As formoving forward on the bargaining front, Doucet says, “We expect that the conciliator will now file a report that will state that the parties were unable to reach an agreement.
"We will meet with our provincial executive to explore our options under the Teachers’ Collective Bargaining Act. Looking at the option of seeking a strike vote from members will be one of our considerations.”
Whatever the NSTU faces in the coming weeks, Doucet said her union “will move forward and continue to advocate for public education and for teachers.”
The current teachers’ contract expired on July 31, 2015.
Education and Early Childhood Development Minister Karen Casey expressed disappointment at the result.
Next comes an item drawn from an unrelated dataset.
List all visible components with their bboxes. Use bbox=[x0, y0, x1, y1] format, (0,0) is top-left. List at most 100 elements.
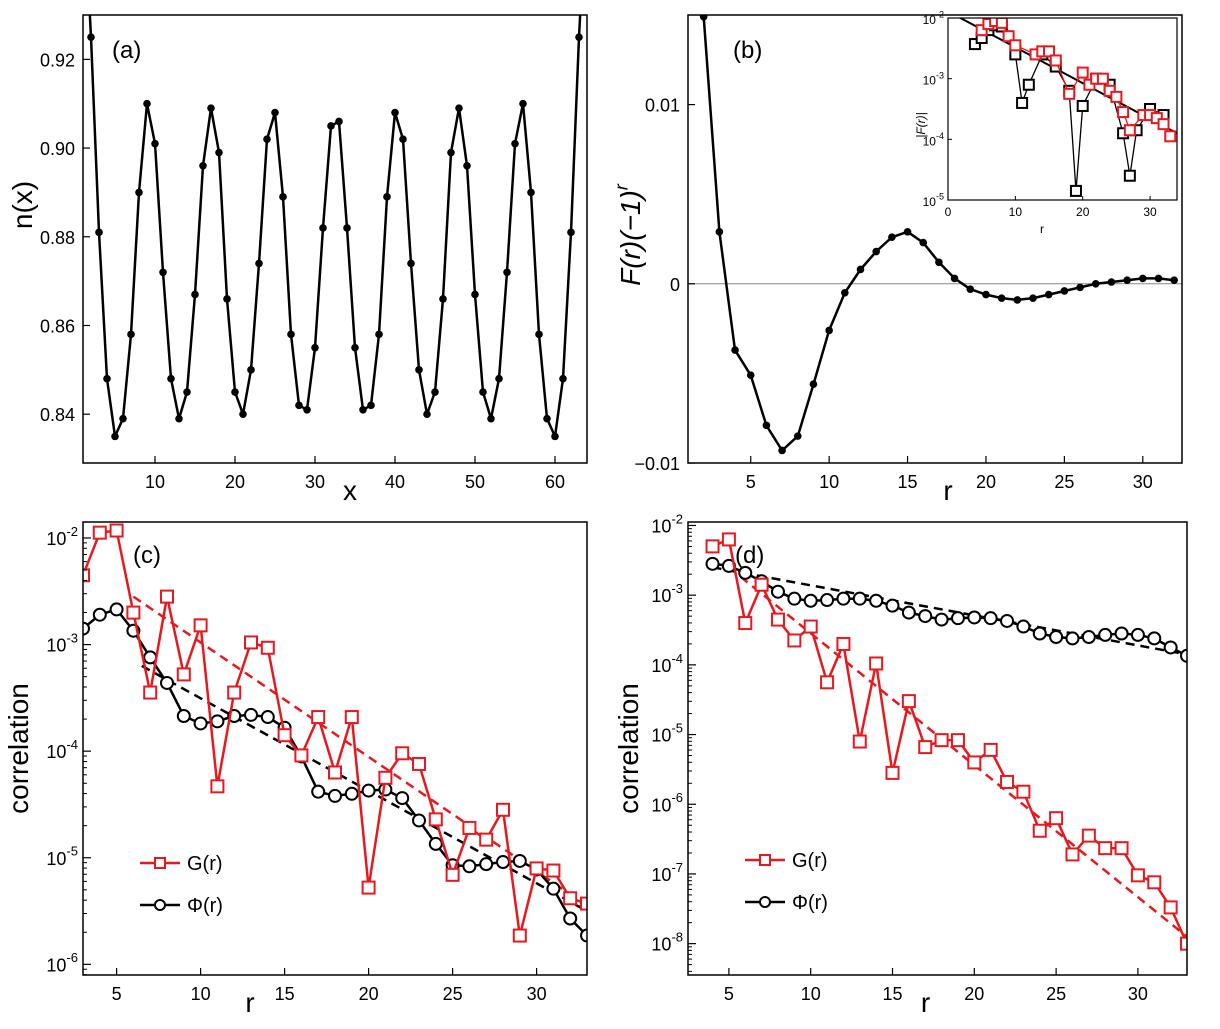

"I was very disappointed to learn about the outcome of the vote this evening," she said. "The collective bargaining process has run its course. This is the second time we reached a tentative agreement with different bargaining teams from the NSTU that was rejected by the membership. We will not be returning to the table; we now await the union's decision."
Opposition and PC leader Jamie Baillie said the province must put students first.
"Our students must be the main priority now. Nova Scotia parents will not take kindly to further political game-playing with their children's education," Baillie said. "Premier McNeil currently has many tools at his disposal to avoid a disruption in the school year. We expect him to use the tools he has to ensure there is no interruption in classroom learning."